Temperatura média da Terra bateu novo recorde acima dos 17 graus

Para o secretário-geral da ONU, António Guterres, os novos recordes globais de temperaturas mostram que "as alterações climáticas estão fora de controle".

A temperatura média da Terra bateu um novo recorde de calor na quinta-feira acima dos 17 graus Celsius, de acordo com dados do Climate Reanalyzer da Universidade do Maine, nos Estados Unidos.

A média de quinta-feira superou a marca de terça-feira de 17,18, que foi igualada na quarta-feira. Na segunda-feira a média registada tinha sido de 17,01, segundo registos não oficiais.

A Agência dos EUA para a Atmosfera e os Oceanos (NOAA, na sigla em Inglês) emitiu na quinta-feira uma nota de cautela sobre a informação divulgada pela Universidade do Maine, dizendo que não poderia confirmar os dados que resultam em parte de simulações de computador.

“Embora a NOAA não possa validar a metodologia ou a conclusão da análise da Universidade do Maine, reconhecemos que estamos num período quente devido às mudanças climáticas”, disse a NOAA.

Ainda assim, os dados do Maine têm sido amplamente considerados como um sinal preocupante da mudança climática em todo o mundo.
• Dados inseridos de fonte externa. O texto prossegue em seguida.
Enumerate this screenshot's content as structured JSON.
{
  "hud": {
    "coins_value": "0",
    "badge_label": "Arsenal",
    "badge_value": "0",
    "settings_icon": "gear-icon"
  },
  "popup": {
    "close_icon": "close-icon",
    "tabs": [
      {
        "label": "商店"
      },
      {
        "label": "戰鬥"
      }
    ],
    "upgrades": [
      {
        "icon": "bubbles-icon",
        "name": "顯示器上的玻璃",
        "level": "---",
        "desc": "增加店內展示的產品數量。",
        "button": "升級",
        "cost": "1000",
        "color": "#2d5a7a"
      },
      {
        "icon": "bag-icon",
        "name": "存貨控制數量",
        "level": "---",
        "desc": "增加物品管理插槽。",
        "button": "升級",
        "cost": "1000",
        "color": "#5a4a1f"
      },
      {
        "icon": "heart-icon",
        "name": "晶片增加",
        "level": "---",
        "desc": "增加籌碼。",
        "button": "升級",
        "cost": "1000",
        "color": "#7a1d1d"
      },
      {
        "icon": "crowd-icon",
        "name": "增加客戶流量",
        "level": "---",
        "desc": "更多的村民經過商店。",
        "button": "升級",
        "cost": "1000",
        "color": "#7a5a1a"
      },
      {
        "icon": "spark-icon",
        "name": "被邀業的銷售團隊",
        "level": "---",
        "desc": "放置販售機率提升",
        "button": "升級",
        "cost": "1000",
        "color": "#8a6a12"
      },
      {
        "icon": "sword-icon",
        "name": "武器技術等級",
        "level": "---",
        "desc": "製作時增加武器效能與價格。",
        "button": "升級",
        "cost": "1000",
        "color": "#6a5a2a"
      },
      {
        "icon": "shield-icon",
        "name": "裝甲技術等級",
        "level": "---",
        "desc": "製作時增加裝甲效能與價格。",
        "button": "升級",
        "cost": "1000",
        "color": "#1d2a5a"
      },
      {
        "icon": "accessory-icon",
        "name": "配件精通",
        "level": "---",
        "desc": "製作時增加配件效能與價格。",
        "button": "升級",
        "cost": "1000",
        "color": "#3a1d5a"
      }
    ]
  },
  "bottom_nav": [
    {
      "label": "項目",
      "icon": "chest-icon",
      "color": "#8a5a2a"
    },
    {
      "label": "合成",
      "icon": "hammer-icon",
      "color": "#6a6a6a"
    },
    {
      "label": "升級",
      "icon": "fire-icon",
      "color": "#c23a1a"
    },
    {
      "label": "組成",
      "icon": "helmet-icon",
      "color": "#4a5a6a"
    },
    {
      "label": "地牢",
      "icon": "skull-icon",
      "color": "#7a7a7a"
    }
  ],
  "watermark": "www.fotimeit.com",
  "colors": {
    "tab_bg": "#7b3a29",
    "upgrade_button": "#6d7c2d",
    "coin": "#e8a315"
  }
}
Alguns cientistas do clima disseram esta semana que não ficaram surpresos com os registos não oficiais.

Robert Watson, cientista e ex-presidente do Painel Intergovernamental sobre Mudanças Climáticas da ONU, disse que os governos e o setor privado “não estão realmente comprometidos em lidar com as mudanças climáticas”.

Os cientistas alertam há meses que 2023 poderá registar recordes de calor à medida que as mudanças climáticas causadas pelo homem, impulsionadas em grande parte pela queima de combustíveis fósseis como carvão, gás natural e petróleo, aquecem a atmosfera.

Estas observações são provavelmente uma antecipação do que aí vem com o fenómeno designado El Niño – geralmente associado a um aumento das temperaturas à escala mundial -, complementado com os efeitos do aquecimento climático causado pela atividade humana.

Guterres diz que recordes de temperaturas mostram “alterações climáticas fora de controle”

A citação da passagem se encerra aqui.